First – credit to New York Times. Specifically Gretchen Reynolds who provides wise perspectives on sport and exercise medicine. Like this piece about exercise for brain function. Gretchen provides balanced, topical sports medicine coverage – she picks the emerging winners and doesn’t get blinded by fads. She has been on exercise and brain function for a while – if it were a stock, think Apple over recent years or Blackberry during 2000-2005. The NYT’s Tara Parker-Pope is active on Twitter (@NYTimesWell) – definitely good to follow.
Second, the BJSM actively promotes this area of Exercise is Medicine. One review relating resistance training and cognitive benefit will get you started. In the same issue, the paragon of the field, Art Kramer, summarizes aerobic exercise effects.
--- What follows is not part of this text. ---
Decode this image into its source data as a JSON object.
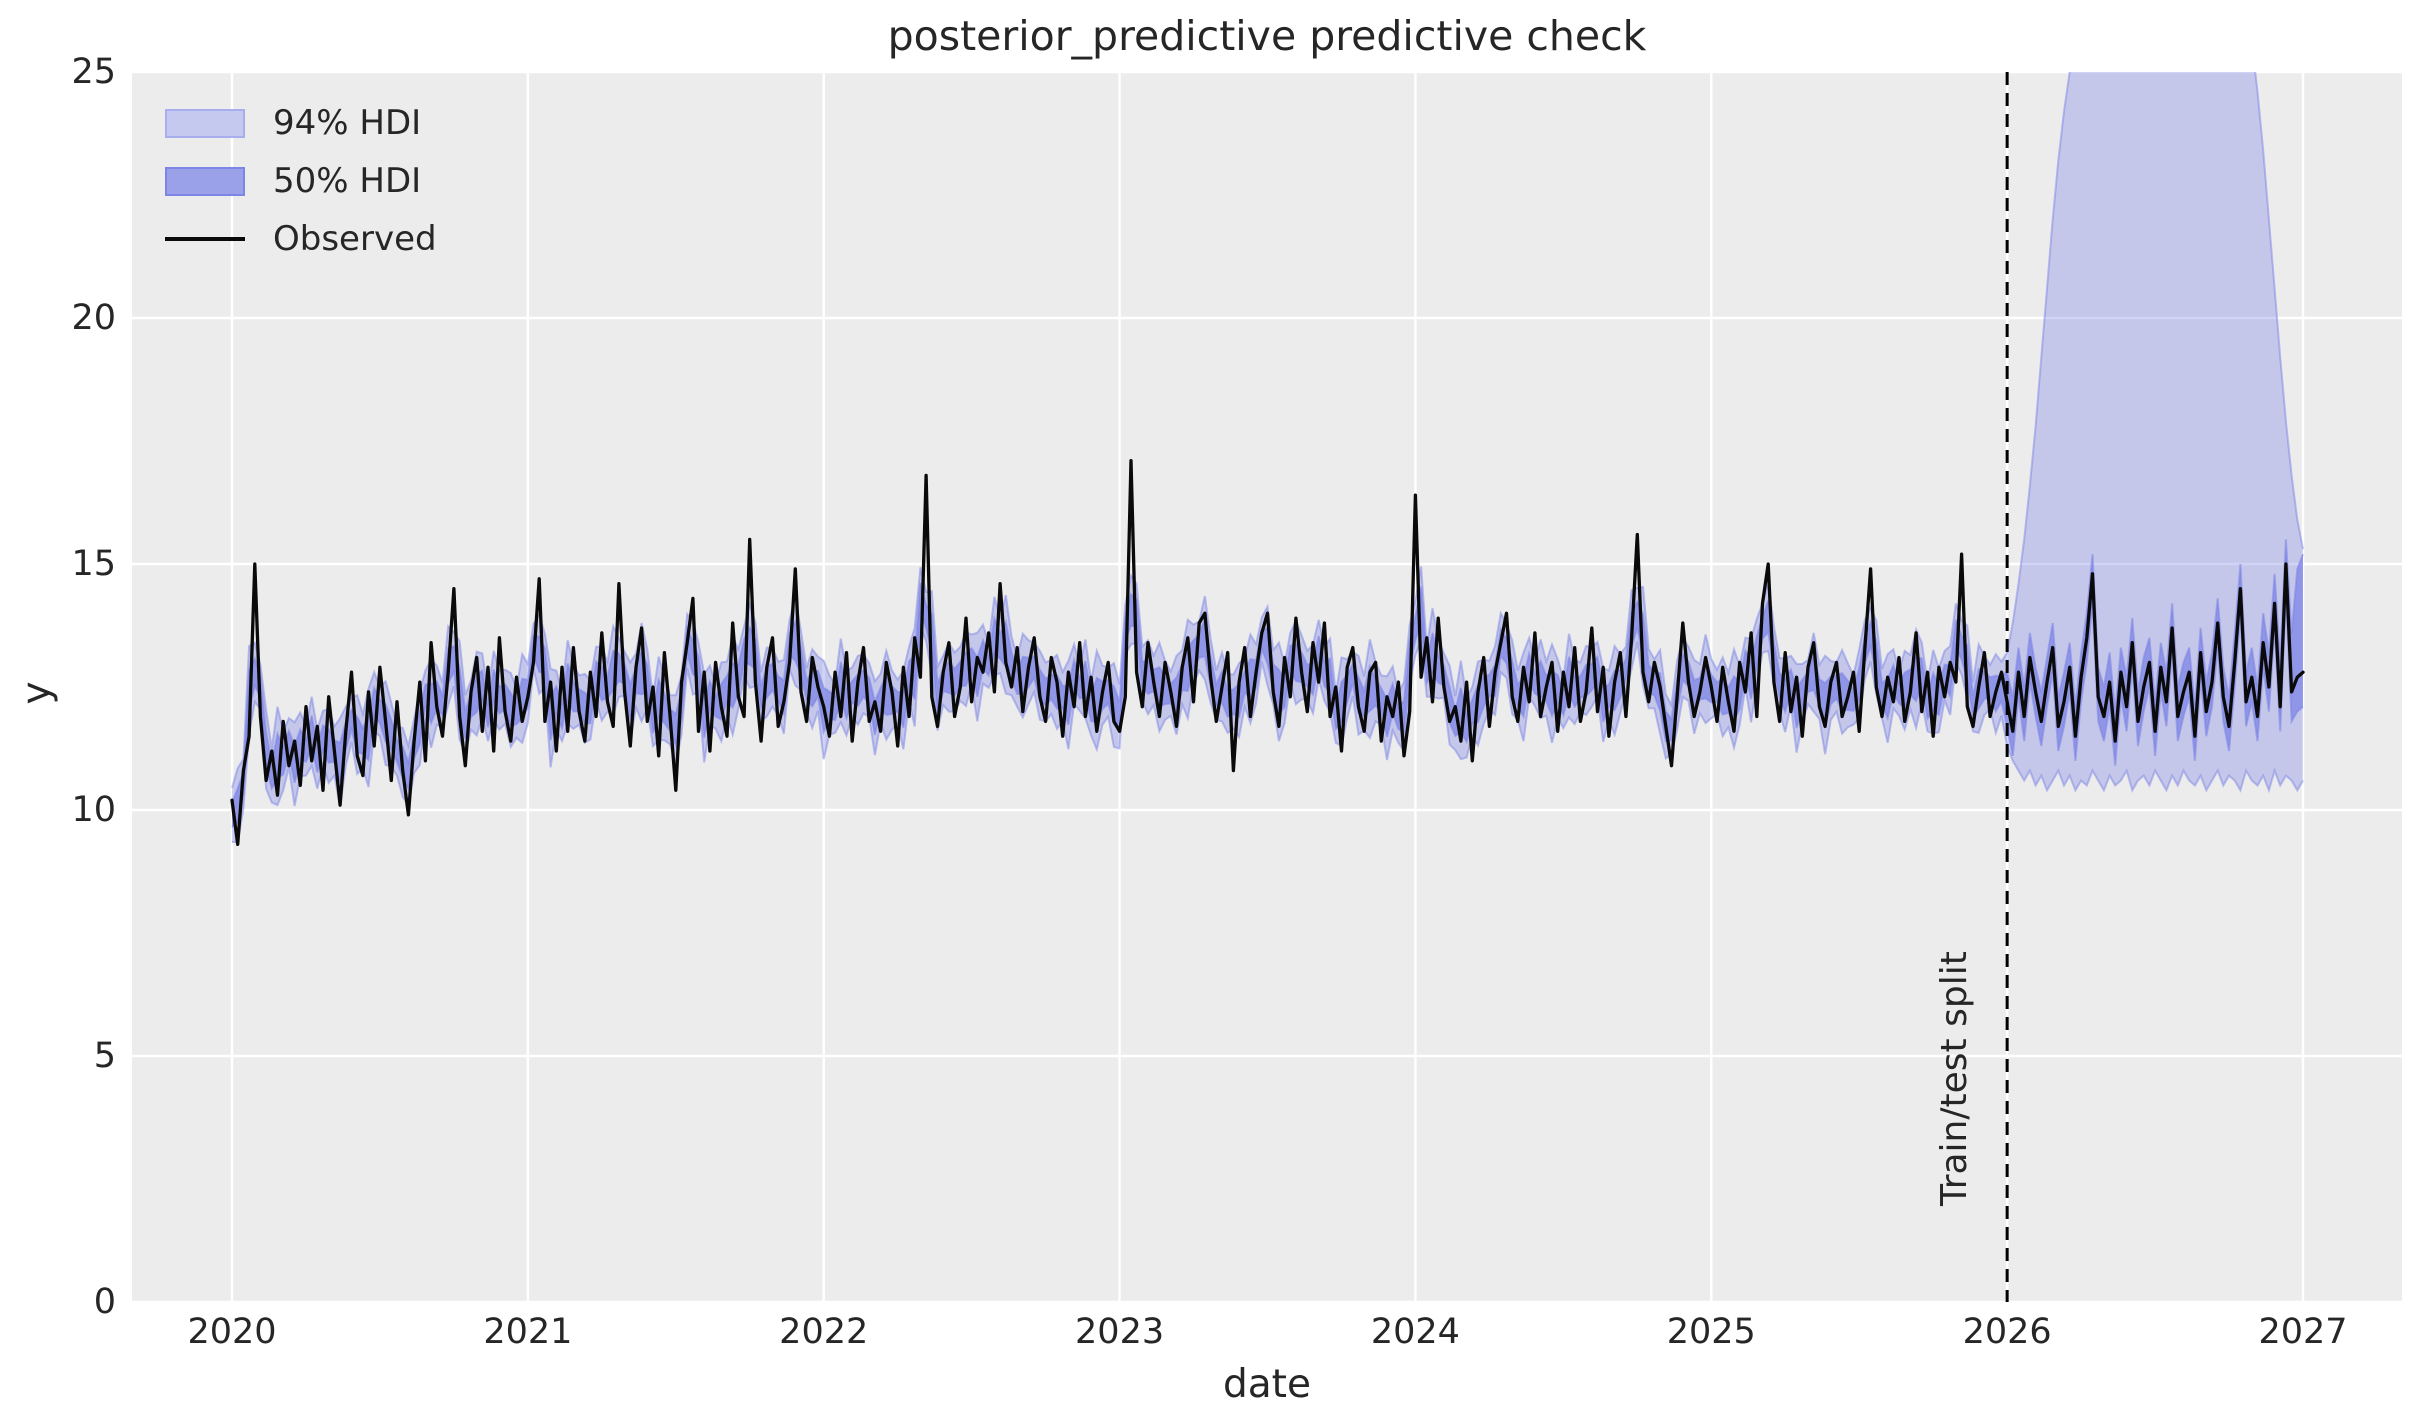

For more spice and intrigue, consider Leon Flicker’s gentle rebuke to the NIH for their failing to acknowledge the evidence for exercise and brain function in their 2010 consensus statement. An Australian had to lead that push because US researchers want NIH funding – don’t bite the hand that feeds you! But why didn’t the NIH do a better job? Is this a case for Ray Moynihan? (Twitter @RayMoynihan and ‘Selling Sickness’ via Amazon). To spell it out, do major agencies undervalue the benefits of physical activity for health because there is no corporate support? (Omission rather than commission?).
OK – enough for a weekend!
Take home message = exercise for your brain – your heart will thank you for it!
And third, remember that any drug trial that shows a positive effect will have 10 to 100 to 1000 times more marketing budget support than a similar exercise study. So when the evidence is emerging for physical activity benefits – see lead link to New York Times….magnify the headline fonts and the coverage volume by 10 to 100 to 1000 for a fair comparison with anticholinesterases. I’m reaching for my walking shoes and my dumbell!